To the Editor:
Rabbi Meir Soloveichik paints a rosy picture of artistic creativity among the Orthodox in Israel, citing examples of writer-rabbis, filmmakers, and visual artists (“Filling the Artistic Void,” January). What he does not mention is the equal and opposite picture in the United States, where creativity is squelched in Orthdox communities and children are taught from infancy to eschew any lifetime artistic pursuit.
Indeed the arts among America’s Orthodox boil down to an annual night at the opera fundraiser for Yeshiva university and, perhaps, a Jewish gallery hop by one of the women’s organizations.

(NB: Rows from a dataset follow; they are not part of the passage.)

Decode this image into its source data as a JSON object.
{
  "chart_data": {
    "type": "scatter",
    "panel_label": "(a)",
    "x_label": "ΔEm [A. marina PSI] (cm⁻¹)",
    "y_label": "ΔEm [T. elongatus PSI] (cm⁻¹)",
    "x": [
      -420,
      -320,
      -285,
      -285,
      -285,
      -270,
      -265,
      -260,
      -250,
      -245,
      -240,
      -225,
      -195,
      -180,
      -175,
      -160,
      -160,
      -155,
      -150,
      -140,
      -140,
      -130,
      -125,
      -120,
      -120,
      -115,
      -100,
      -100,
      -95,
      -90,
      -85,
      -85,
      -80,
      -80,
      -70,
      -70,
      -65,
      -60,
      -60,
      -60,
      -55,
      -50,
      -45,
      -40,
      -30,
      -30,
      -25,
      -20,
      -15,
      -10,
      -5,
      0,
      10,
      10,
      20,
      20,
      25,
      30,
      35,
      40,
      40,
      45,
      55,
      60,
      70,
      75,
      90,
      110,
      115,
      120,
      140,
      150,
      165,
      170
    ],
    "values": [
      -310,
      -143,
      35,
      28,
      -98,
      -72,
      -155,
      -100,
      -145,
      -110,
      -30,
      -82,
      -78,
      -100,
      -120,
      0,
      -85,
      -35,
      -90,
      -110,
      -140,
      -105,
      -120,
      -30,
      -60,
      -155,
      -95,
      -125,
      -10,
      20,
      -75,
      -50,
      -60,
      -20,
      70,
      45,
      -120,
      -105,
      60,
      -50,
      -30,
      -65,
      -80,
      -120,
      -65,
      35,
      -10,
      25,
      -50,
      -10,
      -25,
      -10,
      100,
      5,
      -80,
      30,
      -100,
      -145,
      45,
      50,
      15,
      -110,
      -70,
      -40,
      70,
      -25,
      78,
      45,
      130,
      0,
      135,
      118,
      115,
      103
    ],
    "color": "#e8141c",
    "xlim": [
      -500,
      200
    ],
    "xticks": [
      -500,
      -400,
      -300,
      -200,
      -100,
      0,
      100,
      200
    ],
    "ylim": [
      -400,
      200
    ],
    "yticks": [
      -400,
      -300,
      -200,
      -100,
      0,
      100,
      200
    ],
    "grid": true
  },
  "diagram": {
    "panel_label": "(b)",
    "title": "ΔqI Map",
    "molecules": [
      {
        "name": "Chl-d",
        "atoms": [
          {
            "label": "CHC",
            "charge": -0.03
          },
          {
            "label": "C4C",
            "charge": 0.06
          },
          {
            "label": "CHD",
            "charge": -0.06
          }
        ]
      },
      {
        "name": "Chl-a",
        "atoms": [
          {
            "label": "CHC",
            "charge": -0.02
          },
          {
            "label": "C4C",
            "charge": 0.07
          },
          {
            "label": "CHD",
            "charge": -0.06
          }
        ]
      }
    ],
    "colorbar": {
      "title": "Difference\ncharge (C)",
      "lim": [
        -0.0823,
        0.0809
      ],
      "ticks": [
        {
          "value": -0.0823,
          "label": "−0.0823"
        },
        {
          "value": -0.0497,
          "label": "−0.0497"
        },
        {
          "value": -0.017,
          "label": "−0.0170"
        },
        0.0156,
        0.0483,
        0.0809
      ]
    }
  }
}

This glaring discrepancy has two explanations. Foremost is the prohibitive cost of being Orthodox in America. For a couple with three children to afford Jewish day-school tuition, synagogue membership, summer camp, and the minimal philanthropy necessary to save face in the community, they would need a combined household income in the top 4 percent. Even so, they might merely be treading financial water.
Hence the pursuit of money becomes the sine qua non, and most Jewish kids become lawyers, investment bankers, MBAs, CPAs, DDSs, and, to a lesser and lesser degree, MDs. They choose these professions not out of any burning love of the law or finance or orthodontics, but simply because anything else might mean having to strip naked before scholarship committees consisting exclusively of the super-wealthy who have little empathy for mendicants whose incomes are only $150,000 a year.
The other reason for the dearth of artists among the American Orthodox is cowardice, pure and simple. Young Israelis are taught to be independent from an early age. Plus, three years in the military, followed by a trek through Nepal or India or the Amazon jungle, makes them far less risk-averse. Unlike their cowering American counterparts, they are not afraid to take chances. And if art requires anything, it requires a surplus of guts and an absence of greed.
While the picture in Israel is indeed promising—replete with Orthodox film and art schools—it is dismal in the U.S., where Orthodox society is perhaps the first in history that has virtually nothing to show for itself in terms of creativity—neither poet nor painter, neither violinist nor videographer. This is beyond tragic.